Overview
orai-nlp/Gemma-Kimu-2b-it is a 2.6 billion parameter instruction-tuned large language model (LLM) specifically designed for the Basque language. Built upon Google's Gemma-2-2b foundational and instruction models, it employs a unique approach that decouples language adaptation from post-training alignment. The model first undergoes continual pre-training on Basque monolingual data, anchored by English replay, to improve its linguistic capacity. Subsequently, instruction-following capabilities are injected via delta-based weight merging from the instructed counterpart of the base LLM, effectively transferring both instruction-following and human preference alignment.
Key Capabilities
- Basque Language Proficiency: Significantly enhanced linguistic capacity and instruction following in Basque.
- Instruction Following: Demonstrates notable improvements in instruction adherence compared to the base Gemma-2-2b-it model in Basque.
- Safety and Linguistic Correctness: Exhibits improved safety and linguistic accuracy in Basque outputs.
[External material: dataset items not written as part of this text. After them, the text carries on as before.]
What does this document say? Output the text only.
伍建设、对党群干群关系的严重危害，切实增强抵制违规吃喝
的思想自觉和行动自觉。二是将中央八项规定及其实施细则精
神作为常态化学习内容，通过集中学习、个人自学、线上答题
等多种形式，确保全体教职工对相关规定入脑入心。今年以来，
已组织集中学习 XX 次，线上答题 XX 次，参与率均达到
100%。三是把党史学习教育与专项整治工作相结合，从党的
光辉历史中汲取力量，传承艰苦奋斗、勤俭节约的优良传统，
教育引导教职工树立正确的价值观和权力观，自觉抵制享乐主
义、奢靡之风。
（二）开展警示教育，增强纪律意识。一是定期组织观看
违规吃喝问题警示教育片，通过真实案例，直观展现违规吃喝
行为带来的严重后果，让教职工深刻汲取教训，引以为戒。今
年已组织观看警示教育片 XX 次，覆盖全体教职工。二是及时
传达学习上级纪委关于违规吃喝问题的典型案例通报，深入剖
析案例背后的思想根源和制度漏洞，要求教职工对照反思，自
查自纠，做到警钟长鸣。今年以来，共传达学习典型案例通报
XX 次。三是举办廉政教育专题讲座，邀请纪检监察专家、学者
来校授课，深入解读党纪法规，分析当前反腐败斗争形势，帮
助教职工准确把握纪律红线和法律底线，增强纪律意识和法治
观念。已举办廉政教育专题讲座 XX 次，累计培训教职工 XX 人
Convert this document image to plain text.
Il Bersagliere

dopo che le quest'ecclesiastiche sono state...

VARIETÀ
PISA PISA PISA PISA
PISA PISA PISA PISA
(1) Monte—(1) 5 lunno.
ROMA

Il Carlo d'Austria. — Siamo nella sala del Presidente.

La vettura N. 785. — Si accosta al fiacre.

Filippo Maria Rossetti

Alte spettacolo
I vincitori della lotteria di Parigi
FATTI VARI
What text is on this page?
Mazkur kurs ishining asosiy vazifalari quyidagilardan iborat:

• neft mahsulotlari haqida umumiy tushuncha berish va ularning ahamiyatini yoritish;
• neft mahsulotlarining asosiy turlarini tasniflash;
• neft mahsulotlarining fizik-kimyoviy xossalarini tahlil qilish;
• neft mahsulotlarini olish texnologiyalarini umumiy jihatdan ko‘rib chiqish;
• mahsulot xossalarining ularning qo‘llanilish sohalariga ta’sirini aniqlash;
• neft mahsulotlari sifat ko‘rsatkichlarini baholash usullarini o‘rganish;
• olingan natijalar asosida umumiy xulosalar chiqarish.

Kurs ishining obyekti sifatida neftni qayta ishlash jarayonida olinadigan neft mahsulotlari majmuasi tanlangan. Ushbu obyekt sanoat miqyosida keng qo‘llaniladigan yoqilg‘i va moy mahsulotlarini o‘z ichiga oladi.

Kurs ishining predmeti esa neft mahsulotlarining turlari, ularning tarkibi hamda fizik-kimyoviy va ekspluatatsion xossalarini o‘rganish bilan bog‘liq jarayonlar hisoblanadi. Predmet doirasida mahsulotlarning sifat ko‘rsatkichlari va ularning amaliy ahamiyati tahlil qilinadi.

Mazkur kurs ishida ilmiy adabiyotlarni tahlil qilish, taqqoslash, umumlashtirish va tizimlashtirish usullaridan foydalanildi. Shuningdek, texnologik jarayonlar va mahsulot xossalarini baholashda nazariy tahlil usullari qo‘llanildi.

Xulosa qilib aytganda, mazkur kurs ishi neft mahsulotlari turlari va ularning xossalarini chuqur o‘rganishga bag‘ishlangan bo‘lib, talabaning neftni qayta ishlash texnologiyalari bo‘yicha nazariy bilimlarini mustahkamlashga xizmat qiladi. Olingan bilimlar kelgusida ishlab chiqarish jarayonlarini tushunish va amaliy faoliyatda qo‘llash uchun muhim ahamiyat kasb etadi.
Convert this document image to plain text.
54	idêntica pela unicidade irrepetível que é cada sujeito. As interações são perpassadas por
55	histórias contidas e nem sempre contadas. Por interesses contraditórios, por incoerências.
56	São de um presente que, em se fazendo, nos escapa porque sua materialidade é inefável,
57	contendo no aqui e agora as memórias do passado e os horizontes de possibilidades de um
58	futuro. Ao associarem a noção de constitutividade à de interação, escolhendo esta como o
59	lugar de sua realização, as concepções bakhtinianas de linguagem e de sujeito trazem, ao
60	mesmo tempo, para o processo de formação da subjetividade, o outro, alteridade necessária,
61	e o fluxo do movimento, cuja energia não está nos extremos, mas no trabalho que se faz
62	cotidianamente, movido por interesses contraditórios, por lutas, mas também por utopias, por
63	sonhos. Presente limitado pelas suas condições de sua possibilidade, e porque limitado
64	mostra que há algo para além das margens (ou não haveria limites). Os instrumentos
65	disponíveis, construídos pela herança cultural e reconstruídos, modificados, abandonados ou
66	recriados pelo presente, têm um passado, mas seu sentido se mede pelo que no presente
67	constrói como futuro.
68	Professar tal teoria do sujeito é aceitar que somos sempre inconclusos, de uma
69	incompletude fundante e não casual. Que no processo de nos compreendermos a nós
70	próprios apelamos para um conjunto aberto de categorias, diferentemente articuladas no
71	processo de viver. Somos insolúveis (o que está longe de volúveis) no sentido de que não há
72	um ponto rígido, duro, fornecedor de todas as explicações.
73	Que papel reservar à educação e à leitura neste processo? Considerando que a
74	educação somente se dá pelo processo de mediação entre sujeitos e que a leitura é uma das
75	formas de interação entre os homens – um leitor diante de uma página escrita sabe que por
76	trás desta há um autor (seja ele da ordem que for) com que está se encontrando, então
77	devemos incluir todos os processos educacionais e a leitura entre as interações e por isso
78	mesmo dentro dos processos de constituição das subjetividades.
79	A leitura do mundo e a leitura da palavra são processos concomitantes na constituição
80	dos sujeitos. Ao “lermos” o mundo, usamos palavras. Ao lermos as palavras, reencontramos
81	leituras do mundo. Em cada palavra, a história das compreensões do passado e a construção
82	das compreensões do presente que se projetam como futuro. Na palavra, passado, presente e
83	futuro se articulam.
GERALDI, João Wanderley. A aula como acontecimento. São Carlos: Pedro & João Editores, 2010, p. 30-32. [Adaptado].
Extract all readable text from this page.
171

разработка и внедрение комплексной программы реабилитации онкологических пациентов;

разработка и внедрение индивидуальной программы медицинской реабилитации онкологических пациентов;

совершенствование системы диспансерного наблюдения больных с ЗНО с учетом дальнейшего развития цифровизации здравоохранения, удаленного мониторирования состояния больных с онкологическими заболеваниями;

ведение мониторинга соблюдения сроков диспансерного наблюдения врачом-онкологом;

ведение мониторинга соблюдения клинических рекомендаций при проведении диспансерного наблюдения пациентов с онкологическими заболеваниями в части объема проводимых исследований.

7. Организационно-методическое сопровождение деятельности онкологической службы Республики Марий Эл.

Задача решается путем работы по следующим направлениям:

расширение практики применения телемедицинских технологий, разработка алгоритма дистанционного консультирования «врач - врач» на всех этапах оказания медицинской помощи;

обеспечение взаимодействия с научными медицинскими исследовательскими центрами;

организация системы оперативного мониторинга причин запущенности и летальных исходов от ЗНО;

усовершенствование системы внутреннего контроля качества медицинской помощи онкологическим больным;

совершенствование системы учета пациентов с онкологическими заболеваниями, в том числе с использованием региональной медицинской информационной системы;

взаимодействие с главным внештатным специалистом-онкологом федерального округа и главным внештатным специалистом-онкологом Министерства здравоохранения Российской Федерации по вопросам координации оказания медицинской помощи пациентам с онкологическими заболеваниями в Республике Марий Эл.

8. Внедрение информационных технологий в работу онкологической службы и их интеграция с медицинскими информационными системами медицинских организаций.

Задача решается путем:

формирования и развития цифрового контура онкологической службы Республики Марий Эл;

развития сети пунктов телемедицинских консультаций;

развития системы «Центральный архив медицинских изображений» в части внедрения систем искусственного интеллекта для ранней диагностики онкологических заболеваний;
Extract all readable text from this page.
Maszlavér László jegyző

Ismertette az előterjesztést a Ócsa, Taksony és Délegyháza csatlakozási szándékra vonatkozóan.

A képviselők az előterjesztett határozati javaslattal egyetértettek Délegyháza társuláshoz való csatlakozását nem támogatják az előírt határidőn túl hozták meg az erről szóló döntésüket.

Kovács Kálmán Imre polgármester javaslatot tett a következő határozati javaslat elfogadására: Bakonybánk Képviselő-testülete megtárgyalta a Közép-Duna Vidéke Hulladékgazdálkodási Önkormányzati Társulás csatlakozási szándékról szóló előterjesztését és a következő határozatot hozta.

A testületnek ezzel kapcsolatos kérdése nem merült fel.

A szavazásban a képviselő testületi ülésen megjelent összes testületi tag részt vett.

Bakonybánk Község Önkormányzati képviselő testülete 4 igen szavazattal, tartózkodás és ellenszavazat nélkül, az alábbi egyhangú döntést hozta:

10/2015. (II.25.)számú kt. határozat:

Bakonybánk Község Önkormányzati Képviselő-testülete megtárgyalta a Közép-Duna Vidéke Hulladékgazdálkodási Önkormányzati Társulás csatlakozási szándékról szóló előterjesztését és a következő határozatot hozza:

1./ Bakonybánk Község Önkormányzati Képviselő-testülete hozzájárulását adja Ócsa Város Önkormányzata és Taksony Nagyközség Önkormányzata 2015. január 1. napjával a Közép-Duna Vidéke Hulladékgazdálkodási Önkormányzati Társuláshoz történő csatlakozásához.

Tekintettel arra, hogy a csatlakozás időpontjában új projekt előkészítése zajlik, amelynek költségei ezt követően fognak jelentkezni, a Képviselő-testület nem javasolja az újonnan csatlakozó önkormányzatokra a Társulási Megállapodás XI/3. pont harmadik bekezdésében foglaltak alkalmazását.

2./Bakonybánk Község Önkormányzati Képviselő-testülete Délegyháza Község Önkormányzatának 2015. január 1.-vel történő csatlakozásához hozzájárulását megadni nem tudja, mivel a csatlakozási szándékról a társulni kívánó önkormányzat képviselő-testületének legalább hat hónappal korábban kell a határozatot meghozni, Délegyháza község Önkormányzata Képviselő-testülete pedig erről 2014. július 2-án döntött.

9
- Efficient Adaptation: Utilizes a method of continual pre-training and delta-based weight merging for efficient adaptation to low-resource languages.
Training Details
The model was continually pre-trained using a combination of Basque and English datasets:
- ZelaiHandi: A large collection of approximately 521 million words (1.5 billion tokens) of high-quality, freely licensed Basque texts.
- FineWeb: A subset of around 300 million tokens from the 15T token English web data, used for anchoring and maintaining English capabilities.
Evaluation
Evaluated using the NoRobotsEU benchmark, a manually translated subset of the NoRobots test set comprising 100 Basque instructions across 9 categories. Gemma-Kimu-2b-it scored 48 on "Instruct follow. EU" compared to Gemma-2-2b-it's 7, showcasing substantial improvement in Basque instruction following.
Good For
- Applications requiring robust instruction-following and generation in the Basque language.
- Developers looking for an LLM optimized for low-resource language tasks, specifically Basque.
- Research into efficient cross-lingual transfer and adaptation of LLMs.